Using this option may cause performance degredation when dealing with large recordsets. In addition, if the duplicate records as identified by their unique key columns contain different data in other colums, data loss may occur. As a result, using this option should be used when you have no other practical way to eliminate the undesired duplicate records.

Inline CDC

The Synthetic CDC operation can be added to a Data Pipeline directly, as part of the data transformation handling logic. Unlike the DataZen-Managed CDC, this operation uses a customer-supplied database table, allowing administrators to monitor which records are changed, and optionally force changes by modifying the CDC tracking table directly. A few limitations apply.

See the Inline CDC pipeline component for more information.

Unless special measures are taken, a Job Reader will create a Change Log that contains all the source records, which is also referred to as an Initial Sync file. A Resync operation also creates a Change Log with a complete set of records from the source system.

When the Synthetic CDC option is disengaged, all records detected from the source system are forwarded to the Sync File, unless the Job Reader has a High Watermark defined (Timestamp, DateTime or a Long value).

CDC State Table

When one or more Key Columns are specified in a Job Reader, the data read from the key columns are hashed and stored seperately in a database table to keep state information.

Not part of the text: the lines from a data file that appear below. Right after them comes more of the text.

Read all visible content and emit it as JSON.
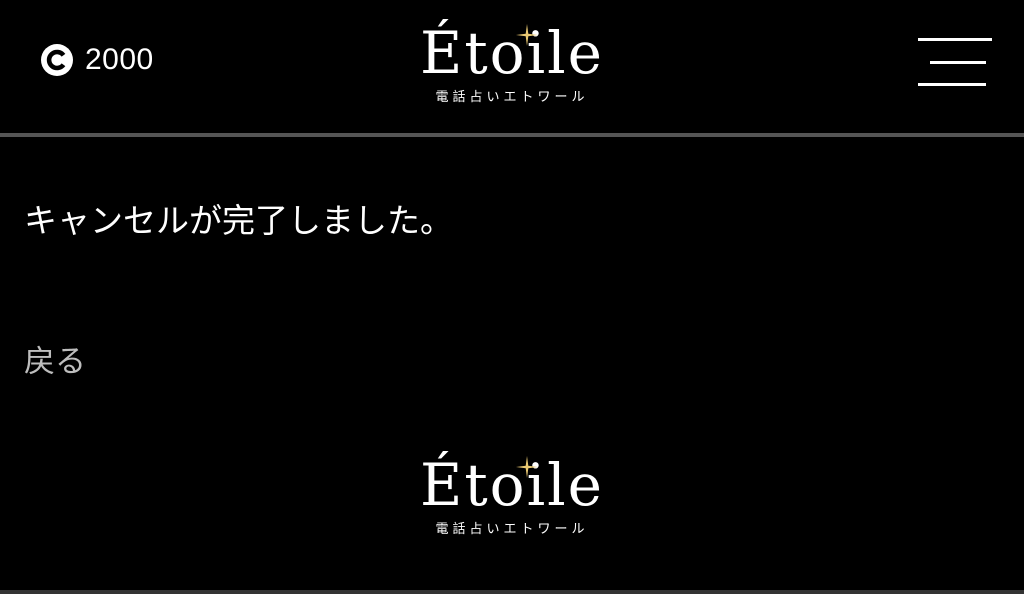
{
  "header": {
    "points": {
      "icon": "coin-c-icon",
      "value": "2000"
    },
    "logo": {
      "word": "Étoile",
      "subtitle": "電話占いエトワール"
    },
    "menu": {
      "icon": "hamburger-menu-icon"
    }
  },
  "main": {
    "message": "キャンセルが完了しました。",
    "back_label": "戻る"
  },
  "footer": {
    "logo": {
      "word": "Étoile",
      "subtitle": "電話占いエトワール"
    }
  },
  "colors": {
    "background": "#000000",
    "text": "#ffffff",
    "back_link": "#bdbdbd",
    "divider": "#555555",
    "sparkle": "#e8c872"
  }
}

The CDC state table is used to detect any changes made to the source records, including any data updates, column changes (including data type). Although this state table contains limited information (mostly hash values), the number of records to be stored in this table may be very large depending on the source system.

The Synthetic CDC engine is capable of identifying "net" changes between two time intervals, including deleted records when the option is selected. The outcome of the differential analysis performed between two time intervals is stored in the Change Log.

Because DataZen calculates "net" changes only, the identification of an inserted versus updated record may not always be possible. As a result, the Change Log contains two types of changes: upserted and deleted. It is up to the target system to perform an insert operation if the record is missing, or an update operation if the record is already present.